Is the construction industry driving a global sand crisis? | Infrastructure news

As South Africa fends off a water crisis and prepares to face a similar situation in the waste sector, it may have to deal with yet another, as a sand shortage rears its head around the world.  

As the second most extracted natural resource, after water, sand has quickly climbed the list of endangered natural resources with many pointing to the construction industry as the main driver of the global sand shortage.

According to a new report by A.T. Kearney Global Business Policy Council’s Year-Ahead Predictions 2019 urbanisation and infrastructure development are resulting in a global shortage of sand.

“Two-thirds of construction material is concrete, which itself is composed of two-thirds sand,” the report notes.

“To get a sense of scale, China used more sand between 2011 and 2013 than the United States did during the entire 20th century,” the report points out.
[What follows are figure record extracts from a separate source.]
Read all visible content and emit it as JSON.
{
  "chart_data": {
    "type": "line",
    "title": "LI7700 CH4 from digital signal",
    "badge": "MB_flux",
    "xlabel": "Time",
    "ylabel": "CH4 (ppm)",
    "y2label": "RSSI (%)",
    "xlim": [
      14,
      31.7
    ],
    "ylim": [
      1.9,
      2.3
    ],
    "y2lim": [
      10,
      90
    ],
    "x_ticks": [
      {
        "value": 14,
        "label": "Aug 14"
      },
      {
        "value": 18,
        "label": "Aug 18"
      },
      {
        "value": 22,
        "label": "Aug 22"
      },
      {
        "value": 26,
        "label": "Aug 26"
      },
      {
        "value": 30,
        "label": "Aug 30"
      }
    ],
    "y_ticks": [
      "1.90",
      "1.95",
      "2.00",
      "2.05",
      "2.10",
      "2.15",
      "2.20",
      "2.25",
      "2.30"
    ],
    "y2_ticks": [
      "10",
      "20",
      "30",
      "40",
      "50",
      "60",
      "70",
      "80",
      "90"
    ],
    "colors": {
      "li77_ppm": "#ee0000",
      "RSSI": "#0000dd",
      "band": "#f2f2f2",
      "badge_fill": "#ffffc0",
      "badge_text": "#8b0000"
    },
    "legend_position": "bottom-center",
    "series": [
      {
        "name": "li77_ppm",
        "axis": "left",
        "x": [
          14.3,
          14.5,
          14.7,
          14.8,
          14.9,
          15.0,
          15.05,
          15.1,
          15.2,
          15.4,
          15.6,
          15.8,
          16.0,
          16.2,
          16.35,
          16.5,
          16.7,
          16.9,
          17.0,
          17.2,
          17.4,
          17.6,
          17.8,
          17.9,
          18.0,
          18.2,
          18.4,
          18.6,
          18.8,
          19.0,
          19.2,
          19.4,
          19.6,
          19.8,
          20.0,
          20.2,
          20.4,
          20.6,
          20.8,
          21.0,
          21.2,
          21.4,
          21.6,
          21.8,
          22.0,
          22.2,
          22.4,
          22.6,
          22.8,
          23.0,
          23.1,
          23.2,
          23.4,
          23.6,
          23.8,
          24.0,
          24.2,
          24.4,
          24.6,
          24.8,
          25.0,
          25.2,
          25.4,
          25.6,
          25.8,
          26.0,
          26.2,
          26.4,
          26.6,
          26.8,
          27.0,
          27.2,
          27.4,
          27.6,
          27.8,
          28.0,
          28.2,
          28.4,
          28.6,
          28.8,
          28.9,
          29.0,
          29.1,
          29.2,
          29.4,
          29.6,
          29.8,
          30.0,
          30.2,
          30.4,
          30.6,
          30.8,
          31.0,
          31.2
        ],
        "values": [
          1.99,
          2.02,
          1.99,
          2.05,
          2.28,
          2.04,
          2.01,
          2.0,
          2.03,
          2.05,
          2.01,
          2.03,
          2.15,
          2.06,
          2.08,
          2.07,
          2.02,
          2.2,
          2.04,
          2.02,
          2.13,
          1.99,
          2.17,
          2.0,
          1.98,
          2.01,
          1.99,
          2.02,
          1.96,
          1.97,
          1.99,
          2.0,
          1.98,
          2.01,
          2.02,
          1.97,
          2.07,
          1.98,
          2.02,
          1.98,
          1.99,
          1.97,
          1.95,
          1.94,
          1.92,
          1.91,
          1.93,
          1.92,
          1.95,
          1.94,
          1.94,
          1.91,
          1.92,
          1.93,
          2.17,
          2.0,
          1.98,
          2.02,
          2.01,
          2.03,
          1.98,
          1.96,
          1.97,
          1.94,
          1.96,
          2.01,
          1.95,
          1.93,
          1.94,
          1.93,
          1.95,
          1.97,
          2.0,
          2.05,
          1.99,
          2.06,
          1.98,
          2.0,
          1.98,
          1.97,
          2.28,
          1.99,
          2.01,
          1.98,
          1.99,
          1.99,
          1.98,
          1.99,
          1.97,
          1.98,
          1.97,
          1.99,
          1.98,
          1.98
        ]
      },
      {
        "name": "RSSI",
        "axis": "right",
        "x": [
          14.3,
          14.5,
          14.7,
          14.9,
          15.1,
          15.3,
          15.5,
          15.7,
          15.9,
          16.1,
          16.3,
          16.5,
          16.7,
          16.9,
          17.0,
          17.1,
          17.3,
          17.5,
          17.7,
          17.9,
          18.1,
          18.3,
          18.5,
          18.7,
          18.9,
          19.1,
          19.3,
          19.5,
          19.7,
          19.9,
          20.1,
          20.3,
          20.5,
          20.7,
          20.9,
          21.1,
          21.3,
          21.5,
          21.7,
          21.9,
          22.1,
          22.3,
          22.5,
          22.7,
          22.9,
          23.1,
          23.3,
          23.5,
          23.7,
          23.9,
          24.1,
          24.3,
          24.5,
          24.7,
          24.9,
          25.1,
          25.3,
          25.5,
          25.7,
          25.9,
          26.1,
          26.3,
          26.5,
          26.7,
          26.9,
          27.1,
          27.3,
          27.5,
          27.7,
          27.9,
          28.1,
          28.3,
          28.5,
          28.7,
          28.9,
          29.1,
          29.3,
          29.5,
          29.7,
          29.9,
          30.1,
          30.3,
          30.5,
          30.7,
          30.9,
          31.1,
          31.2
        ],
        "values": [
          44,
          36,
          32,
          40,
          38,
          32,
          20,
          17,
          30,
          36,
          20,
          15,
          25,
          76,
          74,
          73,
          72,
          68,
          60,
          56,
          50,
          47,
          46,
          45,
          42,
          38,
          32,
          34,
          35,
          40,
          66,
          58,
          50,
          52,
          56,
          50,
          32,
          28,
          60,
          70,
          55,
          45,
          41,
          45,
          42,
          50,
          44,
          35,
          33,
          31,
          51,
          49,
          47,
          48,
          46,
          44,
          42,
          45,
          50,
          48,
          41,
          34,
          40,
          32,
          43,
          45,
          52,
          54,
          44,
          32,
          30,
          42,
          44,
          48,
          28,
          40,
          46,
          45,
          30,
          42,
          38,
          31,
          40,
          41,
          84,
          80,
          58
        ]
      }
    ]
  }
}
Devastating environmental effects

This rising demand for sand is not only having devastating environmental effects, including rapidly intensifying the erosion and degradation of water-based ecosystems around the world but also fuelling price hikes and criminal activity from sand mafias around the world.  

“In India, the construction boom is fueling not only a price spike—with reports of price increases between 100 and 150% in the past two years—but also a sand mafia that has become notorious for violence. There are similar criminal groups operating in Indonesia and elsewhere in Asia,” the report explains.

Turning to sub-Saharan Africa the report notes that the construction sector will face financial strain in 2019 with countries, like Uganda, exhausting local sand supplies and turning to imports to fulfill construction obligations.